From LIVING BLUES, March 2012
(Thank you, Mark Urcheck):
Mark Thompson review
in Blues Blast Magazine
Detroit Frank DuMont & the Drivin' Wheels - Live Blues
This disc captures a solid blues band holding court at Ziggie's Bar, the oldest blues bar in Denver, running through a list of familiar tunes and having a good time. Leader Frank DuMont has traveled the world playing guitar with some great blues musicians. Starting his career in his Detroit hometown, DuMont backed up Eddie Burns and Bo Bo Jenkins. Later, DuMont headed to California where he eventually hooked up with keyboard ace Deacon Jones, who was a long-time member of Freddie King and John Lee Hooker's bands. The migration continued with stops in Hawaii and Europe before DuMont decided to settle in Colorado Springs.
The Drivin' Wheels consist of Scott McClure on bass, Johnny Z on drums, Woogie Boogie on keyboards and Detroit Gary on the rhythm guitar. DuMont handles the lead vocals and all guitar solos. He also plays a little harmonica on one track.
The vocals are buried in the mix, sometimes so deep that DuMont's gruff voice sounds like it is coming from another room, as is the case on “Everyday I Have The Blues”. DuMont is a competent singer with a limited range. This set list of blues standards is given straight-forward readings that brings few surprises to the table.
Dumont covers four songs from the Freddie King catalog, with the instrumentals “The Stumble” and “Hideaway” providing plenty of space for the leader's taut guitar work. He uses a biting, harder-edge tone on “Love Her With a Feelin'” while the opening segment on “Have You Ever Loved a Woman” shows that DuMont understands the use of dynamics in building a solo, capable of firing off lightning-fast licks but also not afraid to create space for the music to breathe.
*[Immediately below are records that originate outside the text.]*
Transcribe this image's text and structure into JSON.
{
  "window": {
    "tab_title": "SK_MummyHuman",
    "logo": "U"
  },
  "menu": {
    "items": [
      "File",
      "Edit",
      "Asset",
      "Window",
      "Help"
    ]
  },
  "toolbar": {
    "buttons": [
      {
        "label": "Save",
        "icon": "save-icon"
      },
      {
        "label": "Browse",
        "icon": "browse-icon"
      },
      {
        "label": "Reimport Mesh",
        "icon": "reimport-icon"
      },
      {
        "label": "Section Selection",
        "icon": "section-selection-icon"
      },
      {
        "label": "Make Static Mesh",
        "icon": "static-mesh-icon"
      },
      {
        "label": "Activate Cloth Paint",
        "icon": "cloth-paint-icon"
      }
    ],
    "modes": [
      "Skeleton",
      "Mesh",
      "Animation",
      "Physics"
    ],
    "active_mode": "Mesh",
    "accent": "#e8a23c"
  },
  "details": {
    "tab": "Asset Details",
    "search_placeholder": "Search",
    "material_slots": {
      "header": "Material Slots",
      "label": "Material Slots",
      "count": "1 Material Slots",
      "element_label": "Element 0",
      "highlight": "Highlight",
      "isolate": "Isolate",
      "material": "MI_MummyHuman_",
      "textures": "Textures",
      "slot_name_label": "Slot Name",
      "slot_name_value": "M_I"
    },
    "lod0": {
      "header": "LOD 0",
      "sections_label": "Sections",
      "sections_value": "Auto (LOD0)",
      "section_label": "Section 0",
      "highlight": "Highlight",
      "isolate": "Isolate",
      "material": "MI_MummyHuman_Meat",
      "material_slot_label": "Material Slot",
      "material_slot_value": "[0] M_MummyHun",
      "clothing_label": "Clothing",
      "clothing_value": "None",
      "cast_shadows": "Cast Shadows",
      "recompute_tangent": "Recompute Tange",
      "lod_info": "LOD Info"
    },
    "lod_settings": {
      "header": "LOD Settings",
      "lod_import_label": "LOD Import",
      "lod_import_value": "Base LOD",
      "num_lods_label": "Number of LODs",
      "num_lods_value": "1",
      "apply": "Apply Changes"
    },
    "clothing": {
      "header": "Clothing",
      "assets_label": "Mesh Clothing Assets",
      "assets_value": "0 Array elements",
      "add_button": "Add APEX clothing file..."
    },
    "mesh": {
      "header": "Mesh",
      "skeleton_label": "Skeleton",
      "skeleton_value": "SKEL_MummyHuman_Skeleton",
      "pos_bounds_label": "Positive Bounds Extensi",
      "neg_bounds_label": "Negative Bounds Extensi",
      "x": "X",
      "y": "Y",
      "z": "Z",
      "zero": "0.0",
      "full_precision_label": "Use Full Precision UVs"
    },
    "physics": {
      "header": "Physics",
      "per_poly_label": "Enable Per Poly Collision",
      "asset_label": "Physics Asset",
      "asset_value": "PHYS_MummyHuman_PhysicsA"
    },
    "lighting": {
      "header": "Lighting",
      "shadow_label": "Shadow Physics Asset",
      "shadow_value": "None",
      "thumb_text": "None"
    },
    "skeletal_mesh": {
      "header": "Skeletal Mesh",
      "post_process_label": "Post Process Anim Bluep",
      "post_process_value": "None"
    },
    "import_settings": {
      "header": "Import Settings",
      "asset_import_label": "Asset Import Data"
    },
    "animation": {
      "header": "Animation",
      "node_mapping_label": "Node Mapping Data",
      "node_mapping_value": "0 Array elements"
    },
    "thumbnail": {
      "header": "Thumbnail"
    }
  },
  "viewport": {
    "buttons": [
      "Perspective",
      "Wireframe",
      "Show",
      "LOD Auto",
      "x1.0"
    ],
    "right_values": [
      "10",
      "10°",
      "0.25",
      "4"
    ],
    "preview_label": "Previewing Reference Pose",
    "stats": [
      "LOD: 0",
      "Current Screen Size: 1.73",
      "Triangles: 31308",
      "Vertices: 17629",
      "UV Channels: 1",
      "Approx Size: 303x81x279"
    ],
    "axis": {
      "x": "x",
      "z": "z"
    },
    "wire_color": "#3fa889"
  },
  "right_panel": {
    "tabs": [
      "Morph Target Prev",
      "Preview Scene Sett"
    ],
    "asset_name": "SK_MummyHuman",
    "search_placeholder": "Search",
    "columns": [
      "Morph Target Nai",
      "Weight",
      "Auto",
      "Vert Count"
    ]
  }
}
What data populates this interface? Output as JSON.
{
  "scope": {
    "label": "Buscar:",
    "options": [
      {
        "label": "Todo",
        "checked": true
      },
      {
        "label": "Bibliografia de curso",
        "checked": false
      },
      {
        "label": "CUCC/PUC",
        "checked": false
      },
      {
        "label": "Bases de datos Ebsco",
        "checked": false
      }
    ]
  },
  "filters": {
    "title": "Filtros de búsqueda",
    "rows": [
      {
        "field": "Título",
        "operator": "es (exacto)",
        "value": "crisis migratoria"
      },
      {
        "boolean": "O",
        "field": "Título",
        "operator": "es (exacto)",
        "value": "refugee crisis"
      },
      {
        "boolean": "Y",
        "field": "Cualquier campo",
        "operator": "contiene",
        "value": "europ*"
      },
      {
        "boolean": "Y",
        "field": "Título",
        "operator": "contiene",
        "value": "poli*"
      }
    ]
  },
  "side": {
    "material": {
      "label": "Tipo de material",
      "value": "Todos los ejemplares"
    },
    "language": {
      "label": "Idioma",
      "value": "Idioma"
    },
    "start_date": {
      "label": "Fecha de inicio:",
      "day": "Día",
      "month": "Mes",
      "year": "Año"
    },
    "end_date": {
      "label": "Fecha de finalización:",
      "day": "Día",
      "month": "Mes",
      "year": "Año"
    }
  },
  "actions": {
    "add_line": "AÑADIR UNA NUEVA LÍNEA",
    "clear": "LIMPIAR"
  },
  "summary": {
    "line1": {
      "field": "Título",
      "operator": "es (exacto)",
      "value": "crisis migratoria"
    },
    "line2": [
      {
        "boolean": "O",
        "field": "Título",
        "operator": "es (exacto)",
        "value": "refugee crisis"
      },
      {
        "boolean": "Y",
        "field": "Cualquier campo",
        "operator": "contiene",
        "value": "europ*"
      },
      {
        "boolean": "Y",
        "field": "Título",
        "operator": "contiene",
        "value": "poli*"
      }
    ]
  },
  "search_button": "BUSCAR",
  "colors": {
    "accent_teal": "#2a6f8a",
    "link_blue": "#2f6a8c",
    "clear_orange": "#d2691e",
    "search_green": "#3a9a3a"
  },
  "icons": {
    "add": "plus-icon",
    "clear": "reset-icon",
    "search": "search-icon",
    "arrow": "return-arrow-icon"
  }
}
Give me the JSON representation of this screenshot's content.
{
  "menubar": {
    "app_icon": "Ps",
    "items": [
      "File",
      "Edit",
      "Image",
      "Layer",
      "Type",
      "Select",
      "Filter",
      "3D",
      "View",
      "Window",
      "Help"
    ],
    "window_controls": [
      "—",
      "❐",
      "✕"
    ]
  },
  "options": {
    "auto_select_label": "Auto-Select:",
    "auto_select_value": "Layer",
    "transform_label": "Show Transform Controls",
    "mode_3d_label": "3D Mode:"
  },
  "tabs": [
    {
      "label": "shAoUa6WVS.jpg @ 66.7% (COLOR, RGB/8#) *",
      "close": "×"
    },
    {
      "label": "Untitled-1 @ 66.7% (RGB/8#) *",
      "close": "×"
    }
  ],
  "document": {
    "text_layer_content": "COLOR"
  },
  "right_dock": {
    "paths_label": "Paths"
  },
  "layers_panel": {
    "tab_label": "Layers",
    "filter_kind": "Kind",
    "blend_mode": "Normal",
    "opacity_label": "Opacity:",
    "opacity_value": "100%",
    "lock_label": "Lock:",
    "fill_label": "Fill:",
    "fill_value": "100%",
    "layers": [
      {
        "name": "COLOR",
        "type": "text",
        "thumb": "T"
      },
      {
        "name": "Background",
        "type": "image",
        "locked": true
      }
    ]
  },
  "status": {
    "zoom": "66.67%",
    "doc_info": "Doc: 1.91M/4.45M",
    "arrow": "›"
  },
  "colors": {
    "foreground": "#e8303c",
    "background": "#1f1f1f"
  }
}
Woogie Boogie uses the organ to fill the arrangements on “Drivin' Wheel” and “Stormy Monday”, getting his a chance to strut his stuff on the latter cut. The same tune finds DuMont demonstrating his ability to tastefully stretch out on a slow blues number. The band sounds a bit stiff on “Shake for Me” but DuMont recreates Hubert Sumlin's signature guitar lick. They rock harder on Jimmy Reed's “Shame, Shame, Shame”, with Woogie Boogie firing off a brief, spirited solo on his electronic keyboard to get things started. “Papa's Got a Brand New Brand” is done as a short, funky instrumental with the focus on DuMont's staccato guitar playing.
This one captures a good band on a good night. No revelations but lots of good guitar from DuMont, who plays the blues, not some blue/rock fusion that seems to be the norm these days. It would be great to hear what these guys could do in a recording studio with some original material.
Reviewer Mark Thompson is president of the Crossroads Blues Society in Rockford. IL. He has been listening to music of all kinds for fifty years. The first concert he attended was in Chicago with The Mothers of Invention and Cream. Life has never been the same.